First CE Matters: On the Importance of Long Term Properties on Memory Failure Prediction

Dynamic random access memory failures are a threat to the reliability of data centres as they lead to data loss and system crashes. Timely predictions of memory failures allow for taking preventive measures such as server migration and memory replacement. Thereby, memory failure prediction prevents failures from externalizing, and it is a vital task to improve system reliability. In this paper, we revisited the problem of memory failure prediction. We analyzed the correctable errors (CEs) from hardware logs as indicators for a degraded memory state. As memories do not always work with full occupancy, access to faulty memory parts is time distributed. Following this intuition, we observed that important properties for memory failure prediction are distributed through long time intervals. In contrast, related studies, to fit practical constraints, frequently only analyze the CEs from the last fixed-size time interval while ignoring the predating information.
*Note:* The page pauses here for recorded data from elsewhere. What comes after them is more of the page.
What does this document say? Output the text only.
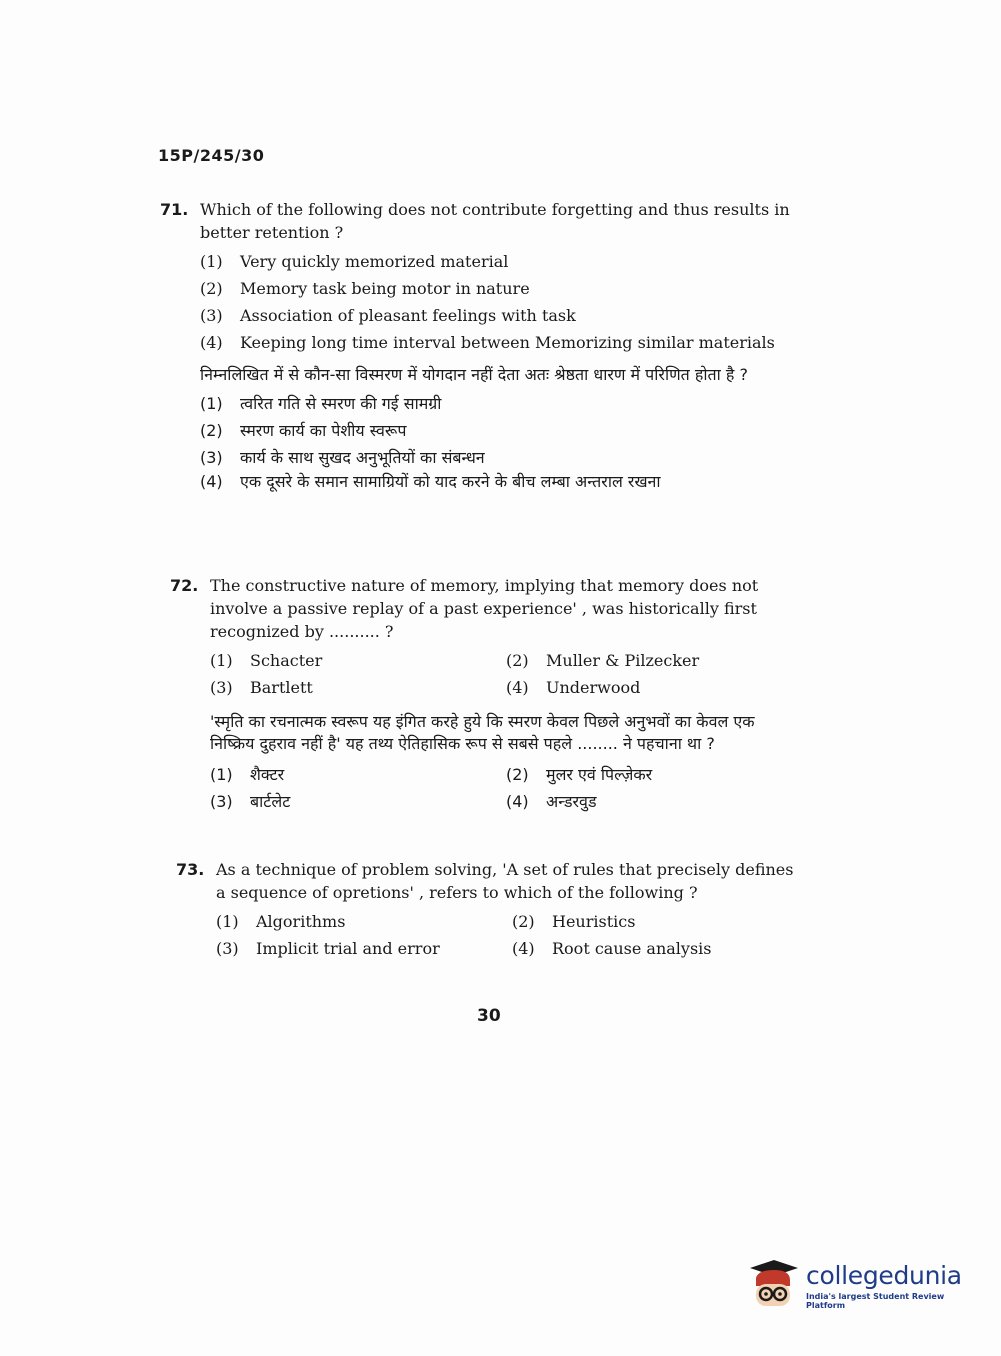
15P/245/30
71. Which of the following does not contribute forgetting and thus results in better retention ?
(1)	Very quickly memorized material
(2)	Memory task being motor in nature
(3)	Association of pleasant feelings with task
(4)	Keeping long time interval between Memorizing similar materials
निम्नलिखित में से कौन-सा विस्मरण में योगदान नहीं देता अतः श्रेष्ठता धारण में परिणित होता है ?
(1)	त्वरित गति से स्मरण की गई सामग्री
(2)	स्मरण कार्य का पेशीय स्वरूप
(3)	कार्य के साथ सुखद अनुभूतियों का संबन्धन
(4)	एक दूसरे के समान सामाग्रियों को याद करने के बीच लम्बा अन्तराल रखना
72. The constructive nature of memory, implying that memory does not involve a passive replay of a past experience' , was historically first recognized by .......... ?
(1)	Schacter	(2)	Muller & Pilzecker
(3)	Bartlett	(4)	Underwood
'स्मृति का रचनात्मक स्वरूप यह इंगित करहे हुये कि स्मरण केवल पिछले अनुभवों का केवल एक निष्क्रिय दुहराव नहीं है' यह तथ्य ऐतिहासिक रूप से सबसे पहले ........ ने पहचाना था ?
(1)	शैक्टर	(2)	मुलर एवं पिल्ज़ेकर
(3)	बार्टलेट	(4)	अन्डरवुड
73. As a technique of problem solving, 'A set of rules that precisely defines a sequence of opretions' , refers to which of the following ?
(1)	Algorithms	(2)	Heuristics
(3)	Implicit trial and error	(4)	Root cause analysis
30
collegedunia
India's largest Student Review Platform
Motivated by the observed discrepancy, we study the impact of including the overall (long-range) CE evolution and propose novel features that are calculated incrementally to preserve long-range properties. By coupling the extracted features with machine learning methods, we learn a predictive model to anticipate upcoming failures three hours in advance while improving the average relative precision and recall for 21% and 19% accordingly. We evaluated our methodology on real-world memory failures from the server fleet of a large cloud provider, justifying its validity and practicality.